What does the word2vec neural network do from the perspective of Genes-Diseases associations?
One way to view the word2vec ‘black box’ operation from a Genes/Diseases perspective (cosine of <Gene, Disease> for all Genes and Diseases) is as a Transfer Function which changed the input probability distribution (pre-training randomly assigned word vectors for Genes and Diseases) to a new probability distribution. The ‘null hypothesis’ (which seems to be well preserved in actuality in the way word2vec assigns random values to vectors initially) is the ‘green colored’ Cosine Distribution (Figure 1—figure supplement 1D). Once word2vec training is over, the final word vectors are placed in specific positions in the 300-dimensional space so as to present the ‘blue colored’ Empirical distribution (the actual cosine similarity between <Gene, Disease> pairs that we observe).
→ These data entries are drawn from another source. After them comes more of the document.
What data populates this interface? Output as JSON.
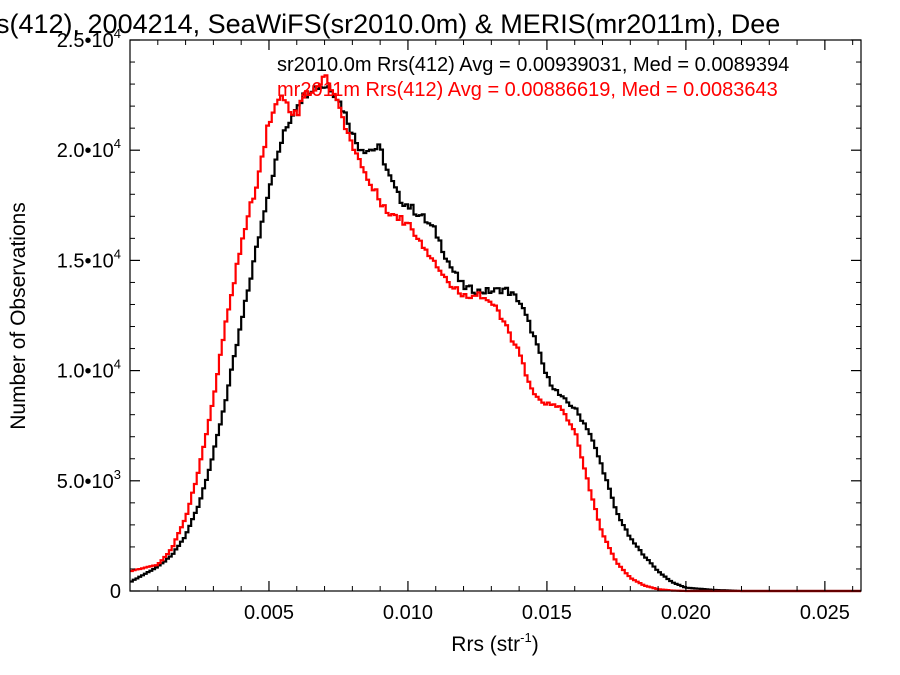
{
  "chart_data": {
    "type": "line",
    "title": "s(412), 2004214, SeaWiFS(sr2010.0m) & MERIS(mr2011m), Dee",
    "xlabel": "Rrs (str",
    "xlabel_sup": "-1",
    "xlabel_tail": ")",
    "ylabel": "Number of Observations",
    "xlim": [
      0.0,
      0.0263
    ],
    "ylim": [
      0,
      25000
    ],
    "xticks": [
      {
        "value": 0.005,
        "label": "0.005"
      },
      {
        "value": 0.01,
        "label": "0.010"
      },
      {
        "value": 0.015,
        "label": "0.015"
      },
      {
        "value": 0.02,
        "label": "0.020"
      },
      {
        "value": 0.025,
        "label": "0.025"
      }
    ],
    "yticks": [
      {
        "value": 0,
        "base": "0",
        "exp": ""
      },
      {
        "value": 5000,
        "base": "5.0•10",
        "exp": "3"
      },
      {
        "value": 10000,
        "base": "1.0•10",
        "exp": "4"
      },
      {
        "value": 15000,
        "base": "1.5•10",
        "exp": "4"
      },
      {
        "value": 20000,
        "base": "2.0•10",
        "exp": "4"
      },
      {
        "value": 25000,
        "base": "2.5•10",
        "exp": "4"
      }
    ],
    "grid": false,
    "step": true,
    "legend_position": "top-right",
    "series": [
      {
        "name": "sr2010.0m Rrs(412) Avg = 0.00939031, Med = 0.0089394",
        "color": "#000000",
        "x": [
          0.0,
          0.001,
          0.0015,
          0.002,
          0.0025,
          0.003,
          0.0035,
          0.004,
          0.0045,
          0.005,
          0.0055,
          0.006,
          0.0065,
          0.0068,
          0.0072,
          0.0075,
          0.0078,
          0.008,
          0.0082,
          0.0085,
          0.009,
          0.0093,
          0.0097,
          0.01,
          0.0105,
          0.011,
          0.0115,
          0.012,
          0.0125,
          0.013,
          0.0135,
          0.014,
          0.0145,
          0.015,
          0.0155,
          0.016,
          0.0165,
          0.017,
          0.0175,
          0.018,
          0.0185,
          0.019,
          0.0195,
          0.02,
          0.021,
          0.022,
          0.024,
          0.0263
        ],
        "y": [
          400,
          1100,
          1600,
          2500,
          4000,
          6200,
          9000,
          12100,
          15200,
          18300,
          20600,
          22100,
          22800,
          22900,
          22900,
          22300,
          21500,
          20800,
          20200,
          20000,
          20100,
          18900,
          17800,
          17500,
          17000,
          16300,
          14800,
          13800,
          13600,
          13600,
          13700,
          13200,
          11700,
          9700,
          8800,
          8300,
          7300,
          5600,
          3600,
          2400,
          1600,
          900,
          400,
          150,
          50,
          0,
          0,
          0
        ]
      },
      {
        "name": "mr2011m Rrs(412) Avg = 0.00886619, Med = 0.0083643",
        "color": "#ff0000",
        "x": [
          0.0,
          0.001,
          0.0015,
          0.002,
          0.0025,
          0.003,
          0.0035,
          0.004,
          0.0045,
          0.0048,
          0.005,
          0.0052,
          0.0055,
          0.0058,
          0.006,
          0.0063,
          0.0066,
          0.007,
          0.0073,
          0.0076,
          0.008,
          0.0085,
          0.009,
          0.0095,
          0.01,
          0.0105,
          0.011,
          0.0115,
          0.012,
          0.0125,
          0.013,
          0.0135,
          0.014,
          0.0145,
          0.015,
          0.0155,
          0.016,
          0.0165,
          0.017,
          0.0175,
          0.018,
          0.0185,
          0.019,
          0.0195,
          0.02,
          0.021,
          0.022,
          0.0263
        ],
        "y": [
          900,
          1200,
          1900,
          3300,
          5600,
          8700,
          12500,
          15700,
          18200,
          20000,
          21300,
          21900,
          22500,
          21800,
          21600,
          22600,
          22700,
          23300,
          22800,
          21600,
          20300,
          18800,
          17700,
          17000,
          16700,
          15800,
          14900,
          13900,
          13400,
          13500,
          13100,
          12100,
          10800,
          8900,
          8500,
          8300,
          7300,
          4800,
          2600,
          1300,
          600,
          250,
          80,
          20,
          0,
          0,
          0,
          0
        ]
      }
    ]
  }
}
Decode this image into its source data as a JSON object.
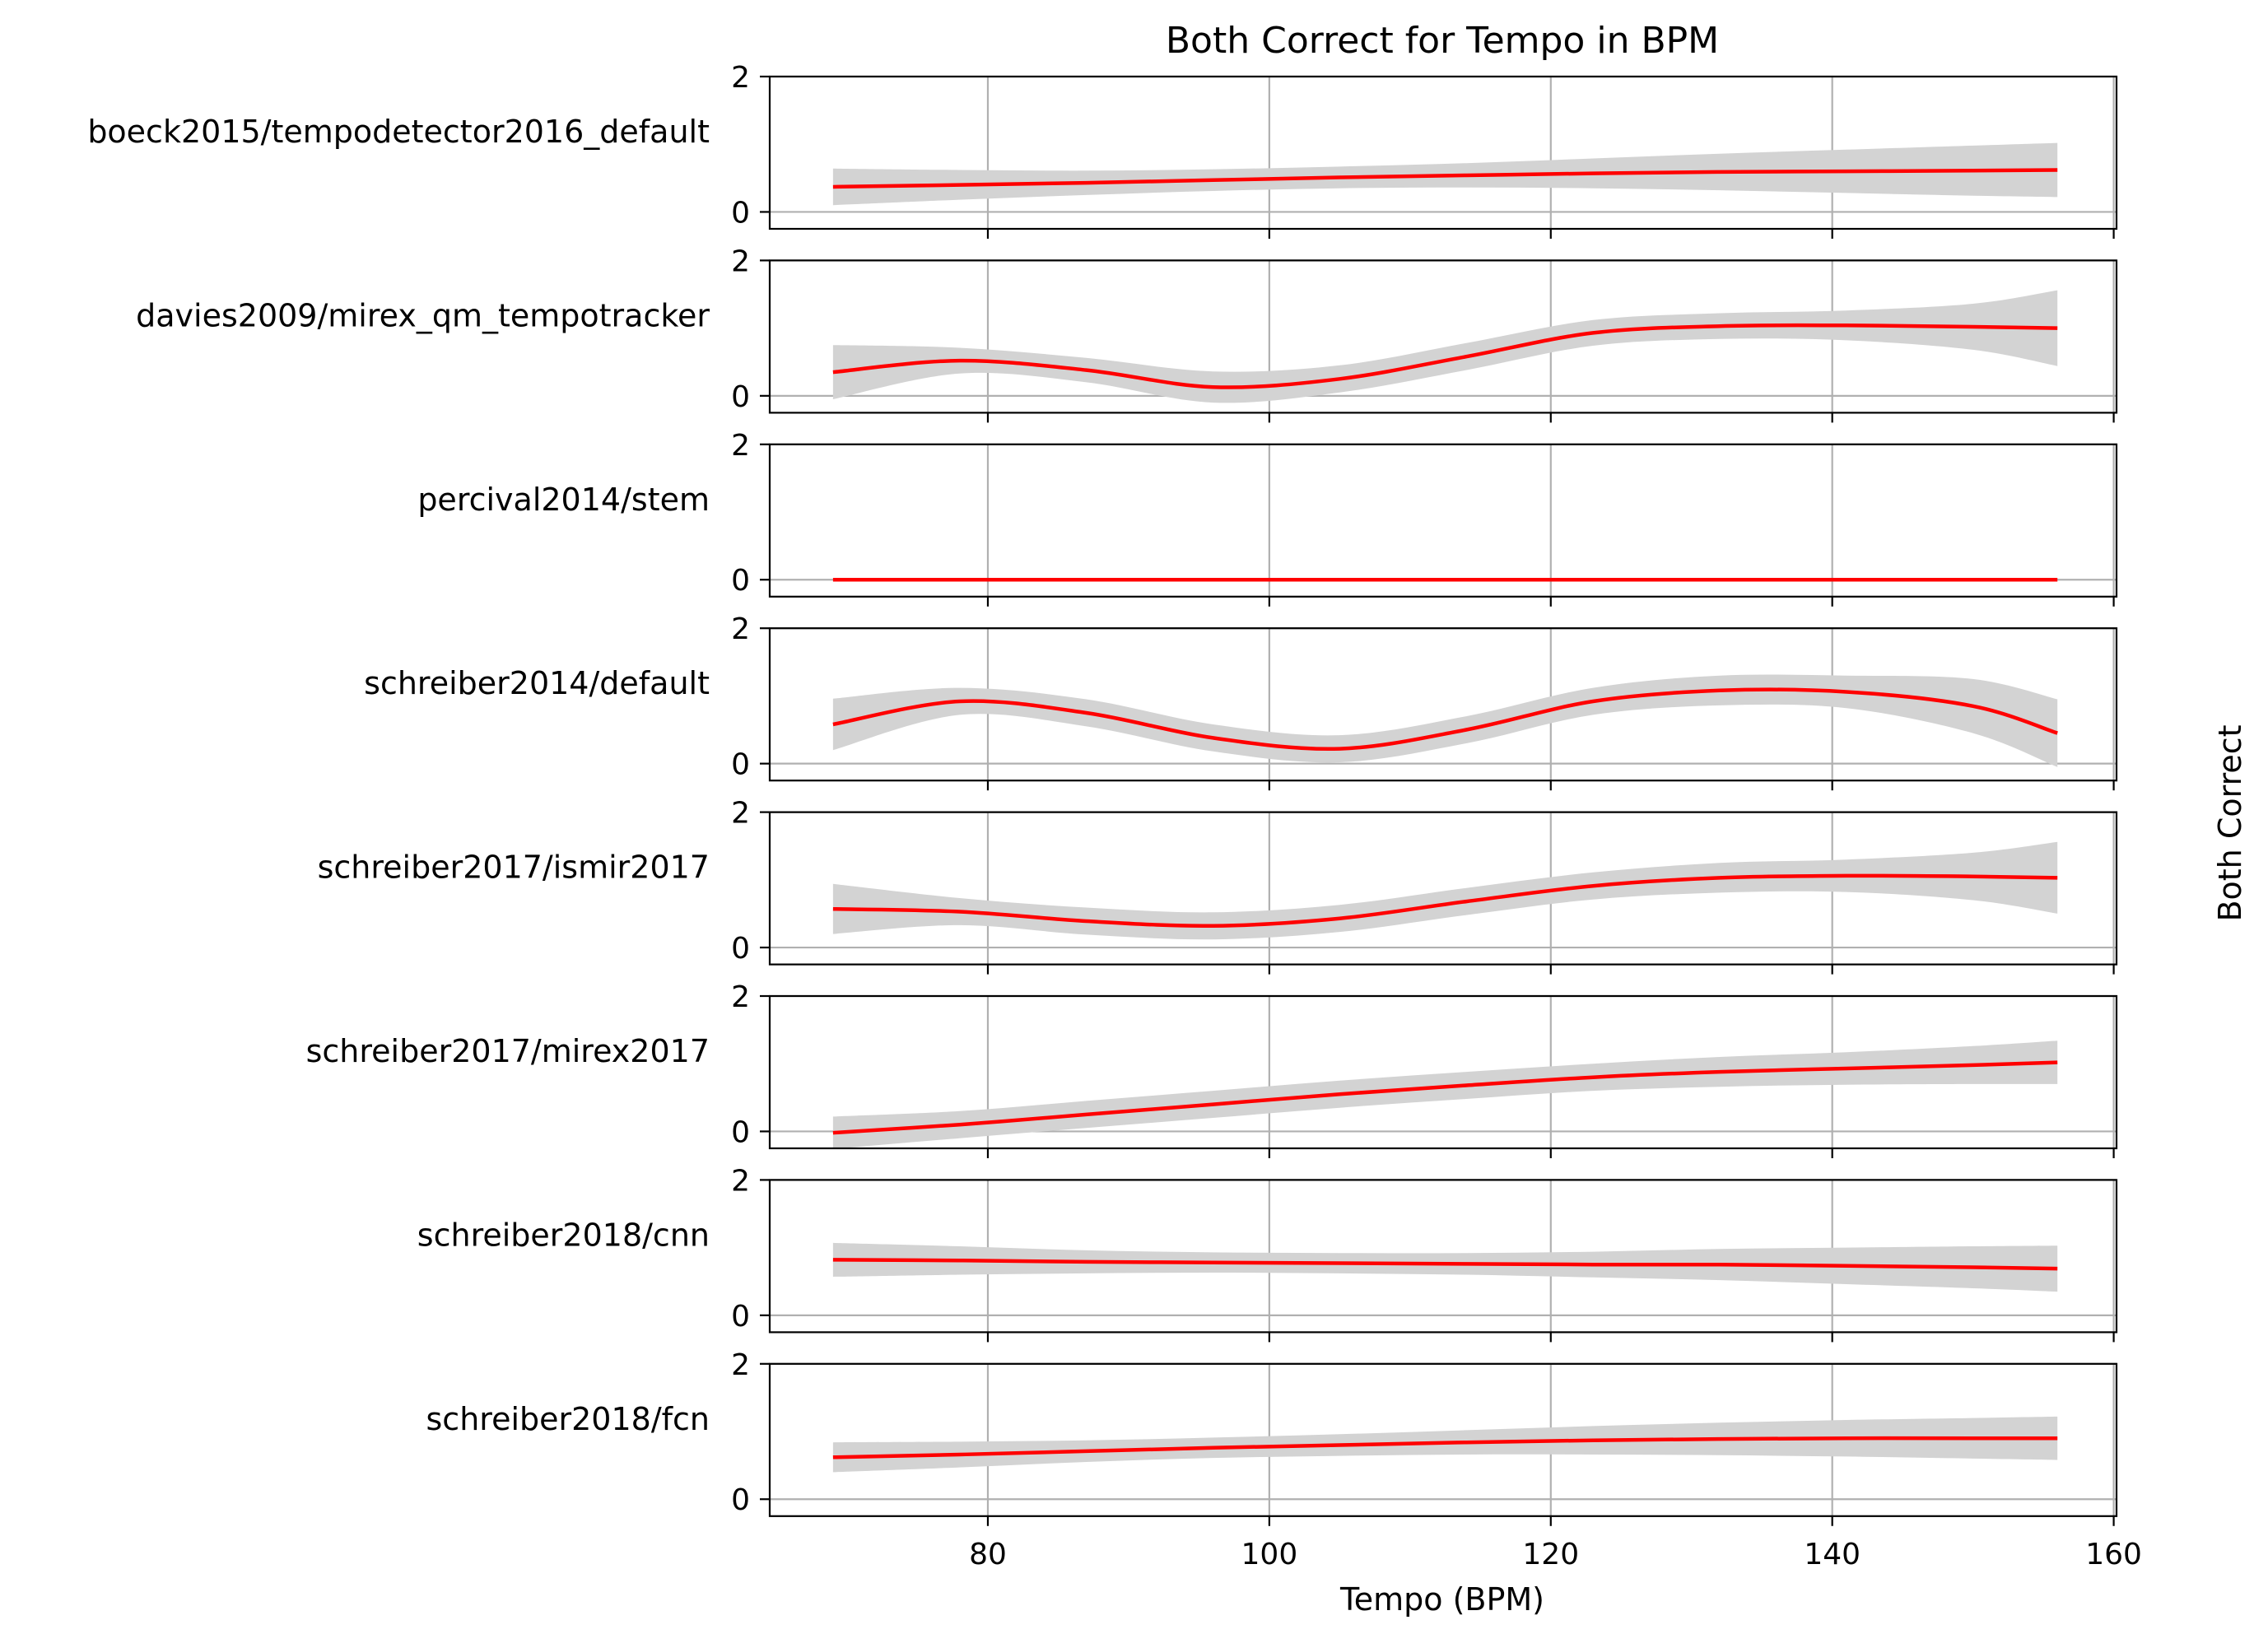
{
  "chart_data": {
    "type": "line",
    "title": "Both Correct for Tempo in BPM",
    "xlabel": "Tempo (BPM)",
    "ylabel": "Both Correct",
    "xlim": [
      64.5,
      160.2
    ],
    "ylim": [
      -0.25,
      2.0
    ],
    "x_ticks": [
      80,
      100,
      120,
      140,
      160
    ],
    "y_ticks": [
      0,
      2
    ],
    "grid": true,
    "colors": {
      "line": "#ff0000",
      "band": "#d3d3d3",
      "grid": "#b0b0b0"
    },
    "x": [
      69,
      78,
      87,
      96,
      105,
      114,
      123,
      132,
      141,
      150,
      156
    ],
    "series": [
      {
        "name": "boeck2015/tempodetector2016_default",
        "values": [
          0.37,
          0.4,
          0.43,
          0.47,
          0.51,
          0.54,
          0.57,
          0.59,
          0.6,
          0.61,
          0.62
        ],
        "lower": [
          0.1,
          0.18,
          0.25,
          0.31,
          0.35,
          0.36,
          0.35,
          0.32,
          0.28,
          0.24,
          0.22
        ],
        "upper": [
          0.64,
          0.62,
          0.61,
          0.63,
          0.67,
          0.72,
          0.79,
          0.86,
          0.92,
          0.98,
          1.02
        ]
      },
      {
        "name": "davies2009/mirex_qm_tempotracker",
        "values": [
          0.35,
          0.52,
          0.38,
          0.13,
          0.25,
          0.58,
          0.93,
          1.03,
          1.04,
          1.02,
          1.0
        ],
        "lower": [
          -0.05,
          0.33,
          0.2,
          -0.1,
          0.05,
          0.38,
          0.74,
          0.84,
          0.82,
          0.68,
          0.44
        ],
        "upper": [
          0.75,
          0.71,
          0.56,
          0.36,
          0.45,
          0.78,
          1.12,
          1.22,
          1.26,
          1.36,
          1.56
        ]
      },
      {
        "name": "percival2014/stem",
        "values": [
          0,
          0,
          0,
          0,
          0,
          0,
          0,
          0,
          0,
          0,
          0
        ],
        "lower": [
          0,
          0,
          0,
          0,
          0,
          0,
          0,
          0,
          0,
          0,
          0
        ],
        "upper": [
          0,
          0,
          0,
          0,
          0,
          0,
          0,
          0,
          0,
          0,
          0
        ]
      },
      {
        "name": "schreiber2014/default",
        "values": [
          0.58,
          0.92,
          0.75,
          0.38,
          0.22,
          0.5,
          0.92,
          1.08,
          1.06,
          0.85,
          0.45
        ],
        "lower": [
          0.2,
          0.72,
          0.55,
          0.18,
          0.02,
          0.3,
          0.72,
          0.86,
          0.82,
          0.45,
          -0.05
        ],
        "upper": [
          0.96,
          1.12,
          0.95,
          0.58,
          0.42,
          0.7,
          1.12,
          1.3,
          1.3,
          1.25,
          0.95
        ]
      },
      {
        "name": "schreiber2017/ismir2017",
        "values": [
          0.57,
          0.53,
          0.39,
          0.32,
          0.43,
          0.68,
          0.91,
          1.03,
          1.06,
          1.05,
          1.03
        ],
        "lower": [
          0.2,
          0.33,
          0.19,
          0.12,
          0.23,
          0.48,
          0.71,
          0.81,
          0.82,
          0.7,
          0.5
        ],
        "upper": [
          0.94,
          0.73,
          0.59,
          0.52,
          0.63,
          0.88,
          1.11,
          1.25,
          1.3,
          1.4,
          1.56
        ]
      },
      {
        "name": "schreiber2017/mirex2017",
        "values": [
          -0.02,
          0.1,
          0.25,
          0.4,
          0.55,
          0.68,
          0.8,
          0.88,
          0.93,
          0.98,
          1.02
        ],
        "lower": [
          -0.26,
          -0.1,
          0.05,
          0.2,
          0.35,
          0.48,
          0.6,
          0.66,
          0.69,
          0.7,
          0.7
        ],
        "upper": [
          0.22,
          0.3,
          0.45,
          0.6,
          0.75,
          0.88,
          1.0,
          1.1,
          1.17,
          1.26,
          1.34
        ]
      },
      {
        "name": "schreiber2018/cnn",
        "values": [
          0.82,
          0.81,
          0.79,
          0.78,
          0.77,
          0.76,
          0.75,
          0.75,
          0.73,
          0.71,
          0.69
        ],
        "lower": [
          0.57,
          0.6,
          0.62,
          0.63,
          0.62,
          0.6,
          0.56,
          0.52,
          0.46,
          0.4,
          0.35
        ],
        "upper": [
          1.07,
          1.02,
          0.96,
          0.93,
          0.92,
          0.92,
          0.94,
          0.98,
          1.0,
          1.02,
          1.03
        ]
      },
      {
        "name": "schreiber2018/fcn",
        "values": [
          0.62,
          0.66,
          0.71,
          0.76,
          0.8,
          0.84,
          0.87,
          0.89,
          0.9,
          0.9,
          0.9
        ],
        "lower": [
          0.4,
          0.47,
          0.55,
          0.61,
          0.64,
          0.66,
          0.66,
          0.65,
          0.63,
          0.6,
          0.58
        ],
        "upper": [
          0.84,
          0.85,
          0.87,
          0.91,
          0.96,
          1.02,
          1.08,
          1.13,
          1.17,
          1.2,
          1.22
        ]
      }
    ]
  }
}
The ‘orange curve’ is the 2-Gamma mixture (the parametric distribution that captures the ‘empirical distribution’ with just eight parameters (two alphas, two betas, 2 ts and two phis).
Observations from this analysis:
Note the ‘symmetrical’ cosine distribution after training becomes ‘Asymmetrical’ with a longer ‘right tail’. The asymmetry is the reason why Gamma distribution worked better than say, Gaussian, for the curve fit. The mean of the distribution gets shifted to the right after training as one would expect — the vectors during training are ‘brought together’ by parallelogram addition predominantly— explaining the shift to the right (negative sampling will cause a movement in the opposite direction, but that will disproportionately affect the ‘ultra-high frequency’ words, which get ‘more’ positively sampled and hence the 3-gamma with a bump near 0.6 happens for ultra-high frequency words).
The most interesting associations, by definition, are in the tail of the distribution.